An observation about Library Manager comparisons

I’ve been working with Dorico’s Library Manager recently while setting up a personal house style. It’s a powerful feature andI’m finding it genuinely useful. I wanted to share an observation about how differences are presented in one specific situation, and suggest a modest possible improvement.

Assumptions (correct me if I’m misunderstanding anything):

  1. The main purpose of the Library Manager is to help answer the question “what significant settings have changed here?” and, where appropriate, to help me act on those changes.
  2. When I change the SMuFL music font, Dorico recomputes a large number of internal engraving metrics (notehead geometry, symbol dimensions, wiggled-trill-line offsets, and so on.).
  3. These internal and derived values are stored within the project, and therefore show up in Library Manager comparisons.

What I’m seeing in practice:

  1. After switching the SMuFL font and accepting the font’s preferred engraving metrics, Library Manager now shows hundreds of differences relative to the comparison source — a sea of red.
  2. This makes it much harder to spot the one important, intentional change (“I changed the music font”), and instead raises questions like “did I accidentally change all of this?”, “have I misunderstood how this is supposed to work?”, or even “is this a bug?”.
  3. Because these derived values are presented in exactly the same way as genuine, user-facing settings, it’s not obvious that copying them from the comparison source would be pointless (or worse, counterproductive).

So it seems to me that — assuming the above is correct — the current presentation of these differences is slightly at odds with Library Manager’s goal of helping users understand what actually changed.

Possible improvement:

When showing differences, Library Manager could:

  • hide internal derived values altogether, or
  • at least present them differently from user-editable settings (for example by greying them out., grouping them together, or marking them as “derived”), and not offer to copy them.

Even a small visual distinction here would massively reduce noise and uncertainty when comparing libraries.

Regards,

Jonathon Bell

Can you give an example of an internal derived value which is not user-settable? My impression was that everything in the Library Manager is user-settable, even if some of those settings can also be changed in bulk by changing music fonts.

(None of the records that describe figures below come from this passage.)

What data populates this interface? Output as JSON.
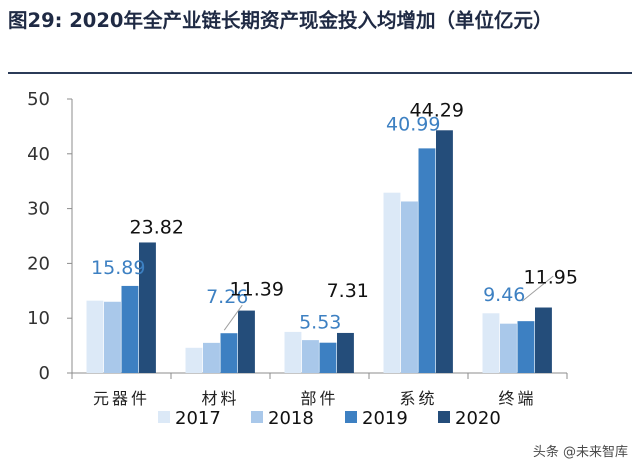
{
  "title": "图29: 2020年全产业链长期资产现金投入均增加（单位亿元）",
  "watermark": "头条 @未来智库",
  "chart_data": {
    "type": "bar",
    "title": "",
    "xlabel": "",
    "ylabel": "",
    "ylim": [
      0,
      50
    ],
    "yticks": [
      0,
      10,
      20,
      30,
      40,
      50
    ],
    "categories": [
      "元器件",
      "材料",
      "部件",
      "系统",
      "终端"
    ],
    "series": [
      {
        "name": "2017",
        "color": "#dce9f7",
        "values": [
          13.2,
          4.6,
          7.5,
          32.9,
          10.9
        ]
      },
      {
        "name": "2018",
        "color": "#a9c8ea",
        "values": [
          13.0,
          5.5,
          6.0,
          31.3,
          9.0
        ]
      },
      {
        "name": "2019",
        "color": "#3d80c2",
        "values": [
          15.89,
          7.26,
          5.53,
          40.99,
          9.46
        ]
      },
      {
        "name": "2020",
        "color": "#244d7a",
        "values": [
          23.82,
          11.39,
          7.31,
          44.29,
          11.95
        ]
      }
    ],
    "data_labels": [
      {
        "series": 2,
        "category": 0,
        "text": "15.89",
        "style": "blue"
      },
      {
        "series": 3,
        "category": 0,
        "text": "23.82",
        "style": "dark"
      },
      {
        "series": 2,
        "category": 1,
        "text": "7.26",
        "style": "blue"
      },
      {
        "series": 3,
        "category": 1,
        "text": "11.39",
        "style": "dark"
      },
      {
        "series": 2,
        "category": 2,
        "text": "5.53",
        "style": "blue"
      },
      {
        "series": 3,
        "category": 2,
        "text": "7.31",
        "style": "dark"
      },
      {
        "series": 2,
        "category": 3,
        "text": "40.99",
        "style": "blue"
      },
      {
        "series": 3,
        "category": 3,
        "text": "44.29",
        "style": "dark"
      },
      {
        "series": 2,
        "category": 4,
        "text": "9.46",
        "style": "blue"
      },
      {
        "series": 3,
        "category": 4,
        "text": "11.95",
        "style": "dark"
      }
    ],
    "legend": "bottom",
    "grid": false
  }
}
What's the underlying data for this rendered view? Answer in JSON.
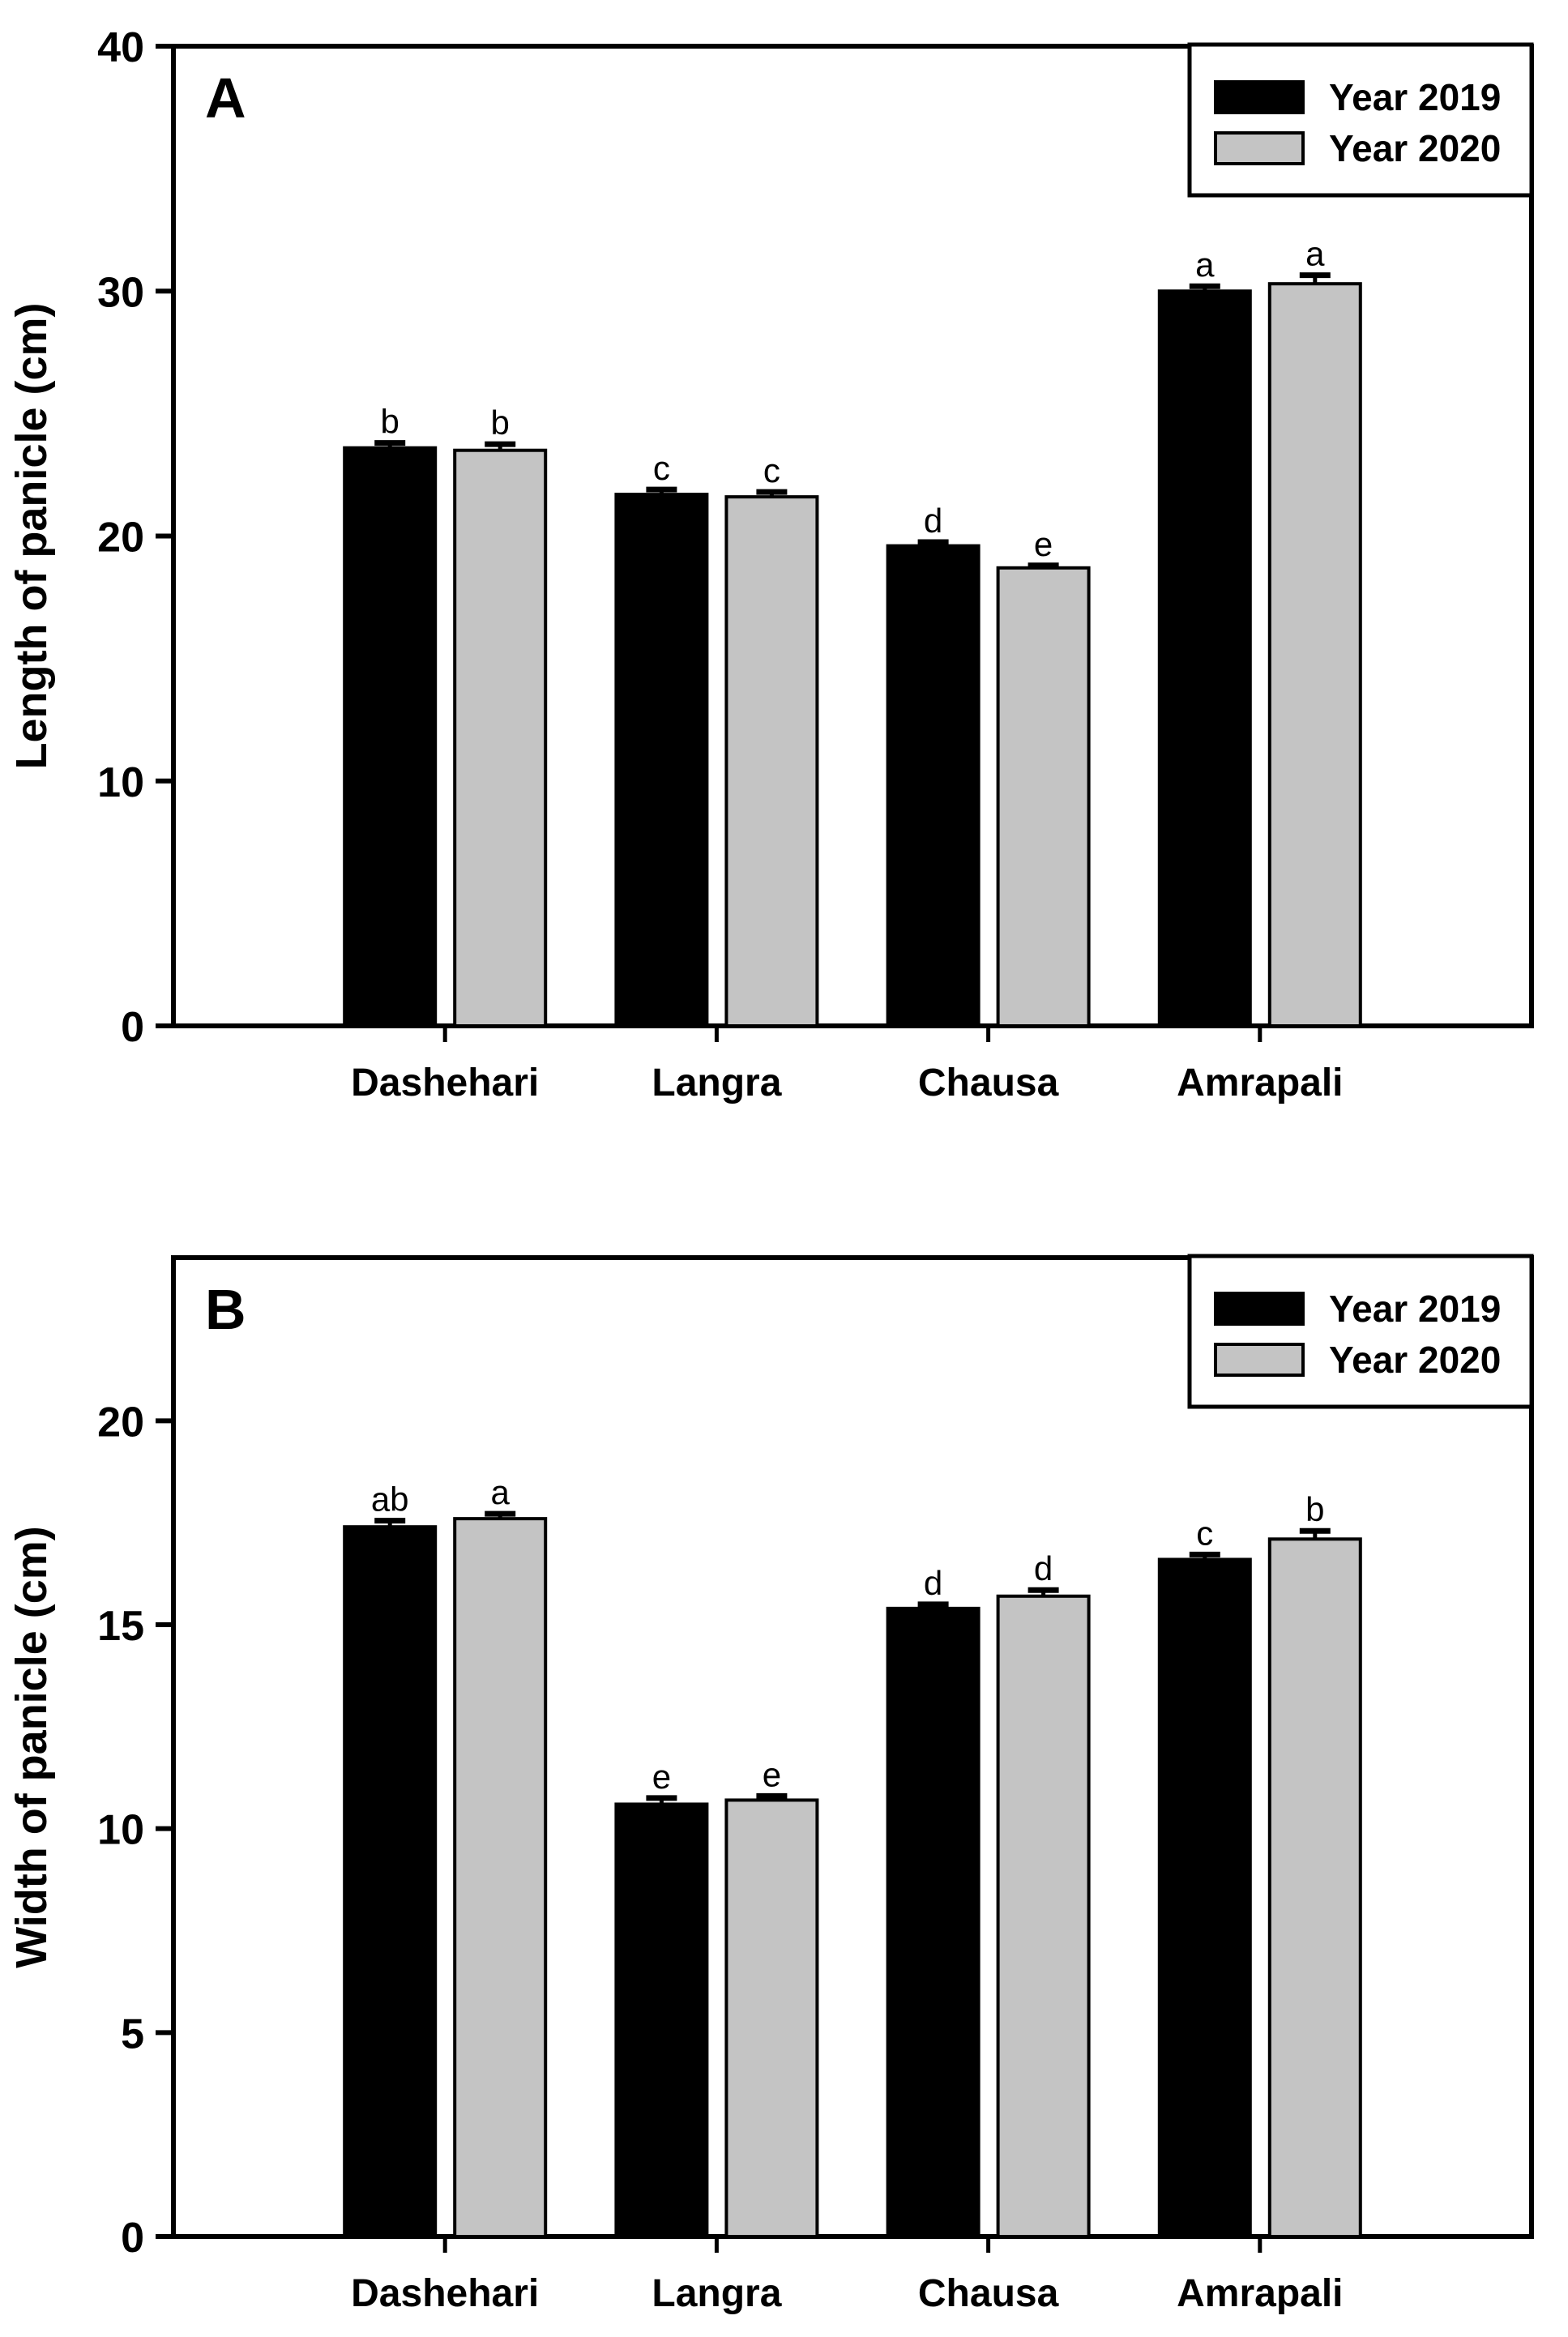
{
  "figure": {
    "background": "#ffffff",
    "bar_black": "#000000",
    "bar_gray": "#c4c4c4"
  },
  "chart_data": [
    {
      "type": "bar",
      "panel_label": "A",
      "title": "",
      "xlabel": "",
      "ylabel": "Length of panicle (cm)",
      "ylim": [
        0,
        40
      ],
      "yticks": [
        0,
        10,
        20,
        30,
        40
      ],
      "grid": false,
      "legend_position": "top-right",
      "categories": [
        "Dashehari",
        "Langra",
        "Chausa",
        "Amrapali"
      ],
      "series": [
        {
          "name": "Year 2019",
          "color": "#000000",
          "values": [
            23.6,
            21.7,
            19.6,
            30.0
          ],
          "errors": [
            0.2,
            0.2,
            0.15,
            0.2
          ],
          "sig_letters": [
            "b",
            "c",
            "d",
            "a"
          ]
        },
        {
          "name": "Year 2020",
          "color": "#c4c4c4",
          "values": [
            23.5,
            21.6,
            18.7,
            30.3
          ],
          "errors": [
            0.25,
            0.2,
            0.1,
            0.35
          ],
          "sig_letters": [
            "b",
            "c",
            "e",
            "a"
          ]
        }
      ]
    },
    {
      "type": "bar",
      "panel_label": "B",
      "title": "",
      "xlabel": "",
      "ylabel": "Width of panicle (cm)",
      "ylim": [
        0,
        24
      ],
      "yticks": [
        0,
        5,
        10,
        15,
        20
      ],
      "grid": false,
      "legend_position": "top-right",
      "categories": [
        "Dashehari",
        "Langra",
        "Chausa",
        "Amrapali"
      ],
      "series": [
        {
          "name": "Year 2019",
          "color": "#000000",
          "values": [
            17.4,
            10.6,
            15.4,
            16.6
          ],
          "errors": [
            0.15,
            0.15,
            0.1,
            0.12
          ],
          "sig_letters": [
            "ab",
            "e",
            "d",
            "c"
          ]
        },
        {
          "name": "Year 2020",
          "color": "#c4c4c4",
          "values": [
            17.6,
            10.7,
            15.7,
            17.1
          ],
          "errors": [
            0.12,
            0.1,
            0.15,
            0.2
          ],
          "sig_letters": [
            "a",
            "e",
            "d",
            "b"
          ]
        }
      ]
    }
  ]
}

And while it’s not the most convenient workflow, one way of dealing with this might be to make a copy of your comparison source project and change the font there as well. That way, both your source and destination will have the same font-related metrics, and they won’t show up as differences.

Thanks for the reply.

Examples include:

  • Multi-segment wiggled trill line offsets
  • many elements of the Noteheads collection (e.g. "noteABlack | Stem-up attachment point | x ")
  • all elements of the Repeatable Symbols collection (e.g. “Access./rit. beam (widest) | Repeat offset”)

Your suggestion to make a copy of the comparison source project and change the music fonts there is a good one. I’ll give this a try , though I don’t think this will help when comparing against the factory default settings or user library




To create these screenshots:

  • Launch Dorico
  • File | New
  • Library | Music Fonts… to choose Petaluma
  • Library | Library Manager…

Well, the Repeatable Symbols values appear to all be in Library > Repeatable Symbols, and the notehead values are accessible through Library > Notehead Sets. (These are the Petaluma values.)

I’m not sure about the wiggled trill line offsets, but maybe someone else has an idea.

Thank you @asherber — in particular, for correcting a mistaken assumption on my part. I now see that the settings that are recomputed as a result of changing the music font are in fact all user-facing in the sense that they surface somewhere in dialogs off the Library menu. I’ve learned something there.

What still isn’t clear to me, though, is how one is meant to copy this full set of affected settings into the User Library in practice.

For dialogs like Engraving Options…, this is straightforward: each provides a single Save as Default button that exports the relevant options en masse, and once that’s done those differences no longer appear when comparing against the User Library.

However, for other areas — for example Notehead Sets, Repeatable Symbols, and Lines — I don’t see an equivalent “commit everything in this category” mechanism. These dialogs appear to require saving each individual item as a default and, as we have seen when the music font changes, this can require tracking down and saving hundreds of somewhat esoteric settings. I feel like I must be missing something here; surely this can’t be the intended workflow for capturing a house style in the User Library?

Related to that, for the subset of settings in this latter group that I have managed to track down and save to the User Library, I still see them flagged in red in Library Manager comparisons. When expanding the details, the values on both sides now appear identical. I’m wondering whether this relates to an observation you made made in another thread — namely that some settings may not be fully materialized or serialized until they’re actually used.

So I may simply be going about this in the wrong way. My overall objective is fairly simple:

  • create a house style based on a music font other than Bravura

  • store it in the User Library so that
    a) existing projects can be cleanly compared against it using Library Manager, and
    b) new projects created via File > New (i.e. without a template) pick up those settings automatically

How do other Dorico users typically achieve this in practice?